The laughter faded, and silence fell over the Hall, broken only by the wordless noises coming from Rain himself, the sobbing gasp of his breath, the quiet groans of pain he didn’t
have the strength to hold back. In the silence, power gathered. The fine hairs on his arms and the back of his neck stood on end. He became aware of light, a kaleidoscope of color bathing the Hall, flickering through the thin veil of his eyelids.
His eyes opened—then went wide with wonder.
There, from its perch atop the wings of three golden tairen, the Eye of Truth shone with resplendent clarity, a crystalline globe blazing with light. Prisms of radiant color beamed out in undulating waves.
Stunned, he struggled to his knees and reached out instinctively towards the Eye. It wasn’t until his fingers were close enough to draw tiny stinging arcs of power from the stone that he came to his senses and snatched his hands back without touching the oracle’s polished surface.
There had been something in the Eye’s radiant depths—an image of what looked like a woman’s face—but all he could make out were fading sparkles of lush green surrounded by orange flame. A fine mist formed in the center of the Eye, then slowly cleared as another vision formed.

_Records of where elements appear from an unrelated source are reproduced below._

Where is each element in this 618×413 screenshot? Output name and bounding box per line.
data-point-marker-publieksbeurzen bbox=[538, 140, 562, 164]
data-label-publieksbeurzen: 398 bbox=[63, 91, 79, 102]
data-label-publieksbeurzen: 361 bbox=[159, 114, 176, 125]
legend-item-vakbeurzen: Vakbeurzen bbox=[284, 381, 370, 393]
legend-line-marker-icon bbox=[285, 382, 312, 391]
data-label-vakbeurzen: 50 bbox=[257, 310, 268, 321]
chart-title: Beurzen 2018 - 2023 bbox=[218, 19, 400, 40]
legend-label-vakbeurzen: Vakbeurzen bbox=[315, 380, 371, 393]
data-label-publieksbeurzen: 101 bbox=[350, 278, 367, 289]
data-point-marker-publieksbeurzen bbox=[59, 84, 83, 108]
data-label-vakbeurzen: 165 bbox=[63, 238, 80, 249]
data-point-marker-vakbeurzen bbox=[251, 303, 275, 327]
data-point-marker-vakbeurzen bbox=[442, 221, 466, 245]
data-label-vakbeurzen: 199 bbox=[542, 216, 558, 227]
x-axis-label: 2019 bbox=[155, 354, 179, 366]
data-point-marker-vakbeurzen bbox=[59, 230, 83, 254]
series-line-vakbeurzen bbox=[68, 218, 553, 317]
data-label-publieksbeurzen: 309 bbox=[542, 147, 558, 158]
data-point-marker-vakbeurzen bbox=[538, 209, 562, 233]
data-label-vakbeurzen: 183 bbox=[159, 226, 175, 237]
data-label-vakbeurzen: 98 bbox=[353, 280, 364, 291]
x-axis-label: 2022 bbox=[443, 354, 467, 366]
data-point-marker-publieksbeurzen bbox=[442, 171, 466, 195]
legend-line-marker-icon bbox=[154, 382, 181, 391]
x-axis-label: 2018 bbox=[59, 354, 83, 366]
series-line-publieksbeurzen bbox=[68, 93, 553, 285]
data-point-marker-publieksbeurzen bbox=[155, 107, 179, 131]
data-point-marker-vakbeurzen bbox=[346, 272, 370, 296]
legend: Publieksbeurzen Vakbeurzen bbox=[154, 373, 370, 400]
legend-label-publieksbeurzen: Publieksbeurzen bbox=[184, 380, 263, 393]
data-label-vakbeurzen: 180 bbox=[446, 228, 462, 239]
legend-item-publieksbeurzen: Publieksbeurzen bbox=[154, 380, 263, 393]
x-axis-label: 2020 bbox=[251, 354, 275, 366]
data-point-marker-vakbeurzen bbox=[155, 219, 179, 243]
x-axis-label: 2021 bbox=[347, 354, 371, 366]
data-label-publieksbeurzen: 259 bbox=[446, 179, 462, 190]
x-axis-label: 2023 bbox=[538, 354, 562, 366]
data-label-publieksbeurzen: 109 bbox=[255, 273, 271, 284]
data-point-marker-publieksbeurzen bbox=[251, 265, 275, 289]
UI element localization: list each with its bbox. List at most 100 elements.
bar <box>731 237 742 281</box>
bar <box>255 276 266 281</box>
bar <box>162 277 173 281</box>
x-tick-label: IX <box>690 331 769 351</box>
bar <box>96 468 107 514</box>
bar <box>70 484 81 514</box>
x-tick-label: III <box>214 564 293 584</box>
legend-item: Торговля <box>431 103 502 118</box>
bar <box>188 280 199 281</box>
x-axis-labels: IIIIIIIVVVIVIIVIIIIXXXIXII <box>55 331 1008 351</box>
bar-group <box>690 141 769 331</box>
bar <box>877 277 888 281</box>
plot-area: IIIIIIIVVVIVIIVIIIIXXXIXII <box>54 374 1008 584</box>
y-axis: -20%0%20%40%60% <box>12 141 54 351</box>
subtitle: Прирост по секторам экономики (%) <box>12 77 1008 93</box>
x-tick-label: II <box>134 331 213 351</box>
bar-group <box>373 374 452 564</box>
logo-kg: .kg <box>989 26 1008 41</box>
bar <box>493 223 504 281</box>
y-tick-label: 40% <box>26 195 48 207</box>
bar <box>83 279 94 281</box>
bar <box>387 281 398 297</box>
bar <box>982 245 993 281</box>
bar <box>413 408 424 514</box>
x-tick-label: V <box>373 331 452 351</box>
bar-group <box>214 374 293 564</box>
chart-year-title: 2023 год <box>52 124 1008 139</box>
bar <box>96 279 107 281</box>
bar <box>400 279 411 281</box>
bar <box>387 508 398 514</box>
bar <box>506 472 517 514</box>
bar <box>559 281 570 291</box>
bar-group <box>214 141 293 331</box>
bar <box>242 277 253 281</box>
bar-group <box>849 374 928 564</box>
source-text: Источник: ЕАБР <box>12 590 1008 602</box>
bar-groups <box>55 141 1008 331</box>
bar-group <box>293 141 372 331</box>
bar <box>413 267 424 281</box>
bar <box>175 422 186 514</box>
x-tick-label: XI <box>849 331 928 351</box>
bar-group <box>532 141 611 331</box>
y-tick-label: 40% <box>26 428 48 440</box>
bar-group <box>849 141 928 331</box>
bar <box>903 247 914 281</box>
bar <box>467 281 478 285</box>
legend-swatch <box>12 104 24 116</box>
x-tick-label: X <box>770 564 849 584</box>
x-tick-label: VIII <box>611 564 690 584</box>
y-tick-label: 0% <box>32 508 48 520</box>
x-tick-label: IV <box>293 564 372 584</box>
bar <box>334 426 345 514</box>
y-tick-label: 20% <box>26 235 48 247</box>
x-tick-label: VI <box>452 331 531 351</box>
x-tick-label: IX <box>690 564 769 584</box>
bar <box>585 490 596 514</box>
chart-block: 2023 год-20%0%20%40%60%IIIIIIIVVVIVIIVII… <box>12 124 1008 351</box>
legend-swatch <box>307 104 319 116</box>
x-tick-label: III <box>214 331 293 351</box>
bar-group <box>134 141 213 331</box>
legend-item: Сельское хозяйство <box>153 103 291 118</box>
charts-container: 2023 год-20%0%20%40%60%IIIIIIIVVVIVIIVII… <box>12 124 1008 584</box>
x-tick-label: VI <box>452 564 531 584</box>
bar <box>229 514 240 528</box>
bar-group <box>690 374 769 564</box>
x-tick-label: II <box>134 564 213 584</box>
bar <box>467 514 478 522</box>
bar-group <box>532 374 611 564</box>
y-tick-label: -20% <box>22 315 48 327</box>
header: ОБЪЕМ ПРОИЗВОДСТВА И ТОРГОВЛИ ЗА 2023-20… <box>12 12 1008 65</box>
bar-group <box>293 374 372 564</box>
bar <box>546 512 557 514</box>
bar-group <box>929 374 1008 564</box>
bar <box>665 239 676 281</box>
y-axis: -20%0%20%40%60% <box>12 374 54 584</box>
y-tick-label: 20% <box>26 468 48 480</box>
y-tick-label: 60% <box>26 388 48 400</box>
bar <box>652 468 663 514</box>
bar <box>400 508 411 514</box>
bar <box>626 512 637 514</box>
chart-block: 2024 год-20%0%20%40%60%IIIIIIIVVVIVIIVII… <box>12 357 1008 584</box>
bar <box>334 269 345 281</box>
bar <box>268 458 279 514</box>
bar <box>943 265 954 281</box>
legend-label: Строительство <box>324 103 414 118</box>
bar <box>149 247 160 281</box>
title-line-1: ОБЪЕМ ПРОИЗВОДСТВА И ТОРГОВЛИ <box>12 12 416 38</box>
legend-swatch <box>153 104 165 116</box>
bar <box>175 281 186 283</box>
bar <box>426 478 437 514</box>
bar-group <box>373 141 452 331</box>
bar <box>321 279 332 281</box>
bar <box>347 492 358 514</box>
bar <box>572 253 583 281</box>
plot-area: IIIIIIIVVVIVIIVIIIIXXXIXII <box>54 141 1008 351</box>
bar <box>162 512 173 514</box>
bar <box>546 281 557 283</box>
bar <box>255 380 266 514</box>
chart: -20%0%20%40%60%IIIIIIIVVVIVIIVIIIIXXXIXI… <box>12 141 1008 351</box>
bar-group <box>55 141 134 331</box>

This image he saw clearly as it came into focus, and he recognized it instantly. It was a city he knew well, a city he despised. The second image faded and the Eye dimmed, but it was enough. Rain Tairen Soul had his answer. He knew his path.
With a groan, he rose slowly to his feet. His knees trembled, and he staggered back against the throne to collapse on the cushioned seat.
Rain gazed at the Eye of Truth with newfound respect. He was the Tairen Soul, the most powerful Fey alive, and yet the Eye had reduced him to a weeping infant in mere moments. If it had not decided to release him, it could have used him to destroy the world. Instead, once it had beaten the arrogance out of him, it had given up at least one of the secrets it was hiding.
He reached out to the Eye with a lightly woven stream of Air, Fire and Water and whisked away the faint smudges left behind by the fingers he had dared to place upon it.